Year of release: 1982

Director: Subhash GhaiWriters: Sachin Bhowmick, Subhash Ghai, Kader Khan

Producer: Gulshan Rai

Lead Actors: Dilip Kumar, Shammi Kapoor, Sanjeev Kumar, Sanjay Dutt, Padmini Kolhapure, Suresh Oberoi, Amrish Puri, Sarika

Bollywood has had a long tradition of lampooning the Hindu from the Southern states. Take, for example, Mehmood playing Masterji, who crooned Ek Chatur Naar in Padosan. Or the effiminate Carnatic musician Natrajan in Aamir Khan’s ‘Hum Hain Rahi Pyaar Ke’

However, director Subhash Ghai and writer Kader Khan took this caricature one step further in Vidhaata, which features a song called “Muthuswami bada harami”, featuring a clownish stereotype of a southern Brahmin as a loony dancer.

Because of songs like these, first-generation migrants from the southern states faced considerable ridicule in workplaces and academic institutions by Bollywood fans. 
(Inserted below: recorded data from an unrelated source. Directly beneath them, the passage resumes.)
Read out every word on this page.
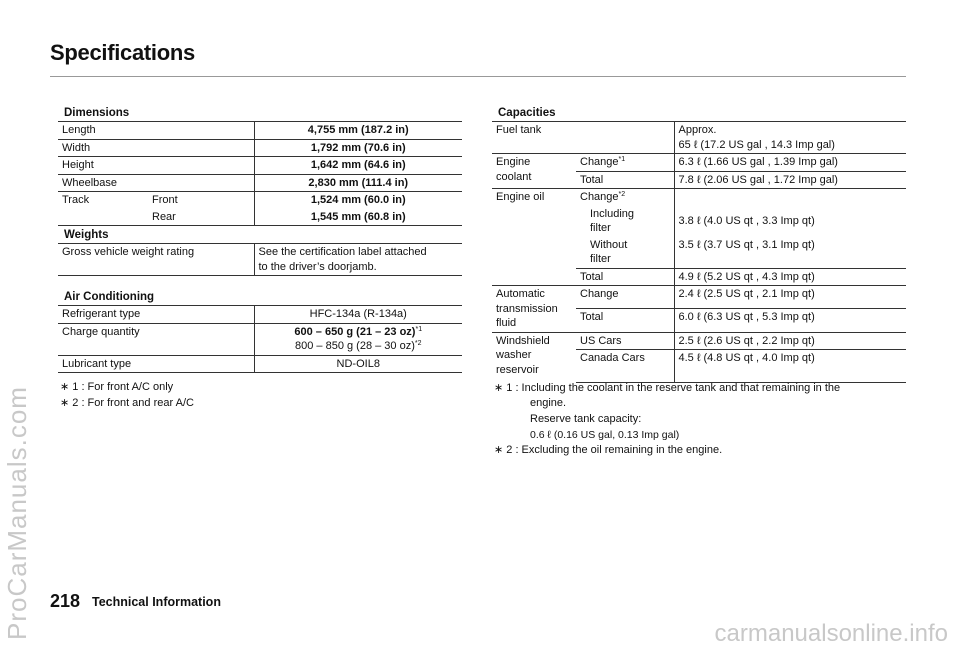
Specifications
Dimensions
Length		4,755 mm (187.2 in)
Width		1,792 mm (70.6 in)
Height		1,642 mm (64.6 in)
Wheelbase		2,830 mm (111.4 in)
Track	Front	1,524 mm (60.0 in)
	Rear	1,545 mm (60.8 in)
Weights
Gross vehicle weight rating	See the certification label attached
to the driver’s doorjamb.
Air Conditioning
Refrigerant type	HFC-134a (R-134a)
Charge quantity	600 – 650 g (21 – 23 oz)$^{*1}$
800 – 850 g (28 – 30 oz)$^{*2}$

Lubricant type	ND-OIL8
∗ 1 : For front A/C only
∗ 2 : For front and rear A/C
Capacities
Fuel tank		Approx.
65 ℓ (17.2 US gal , 14.3 Imp gal)

Engine
coolant	Change$^{*1}$	6.3 ℓ (1.66 US gal , 1.39 Imp gal)
	Total	7.8 ℓ (2.06 US gal , 1.72 Imp gal)
Engine oil	Change$^{*2}$	

	Including
filter	3.8 ℓ (4.0 US qt , 3.3 Imp qt)

	Without
filter	3.5 ℓ (3.7 US qt , 3.1 Imp qt)
	Total	4.9 ℓ (5.2 US qt , 4.3 Imp qt)

Automatic
transmission
fluid	Change	2.4 ℓ (2.5 US qt , 2.1 Imp qt)
	Total	6.0 ℓ (6.3 US qt , 5.3 Imp qt)

Windshield
washer
reservoir	US Cars	2.5 ℓ (2.6 US qt , 2.2 Imp qt)
	Canada Cars	4.5 ℓ (4.8 US qt , 4.0 Imp qt)
∗ 1 : Including the coolant in the reserve tank and that remaining in the
engine.
Reserve tank capacity:
0.6 ℓ (0.16 US gal, 0.13 Imp gal)
∗ 2 : Excluding the oil remaining in the engine.
218 Technical Information
ProCarManuals.com	carmanualsonline.info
The same song goes on to make an out-of-context mention of Ram while stereotype Rajasthanis in a cheap way. 

While lampooning Brahmins, the film is blatantly soft towards namazis, as is typical of Bollywood films. Actor Yusuf Khan aka Dilip Kumar is shown cursing Lord Shiva for a personal loss he faces, but later in the film, a Muslim man reading namaz on road miraculously saves his child.

The filmmakers also display a morbid sense of humour. In a scene, Amrish Puri tells Dilip Kumar that he has planted bomb in his car. Dilip bursts into a laugh while informing Amrish that the latter had planted the bomb in a wrong car and those had just been blown apart were innocents not known to him.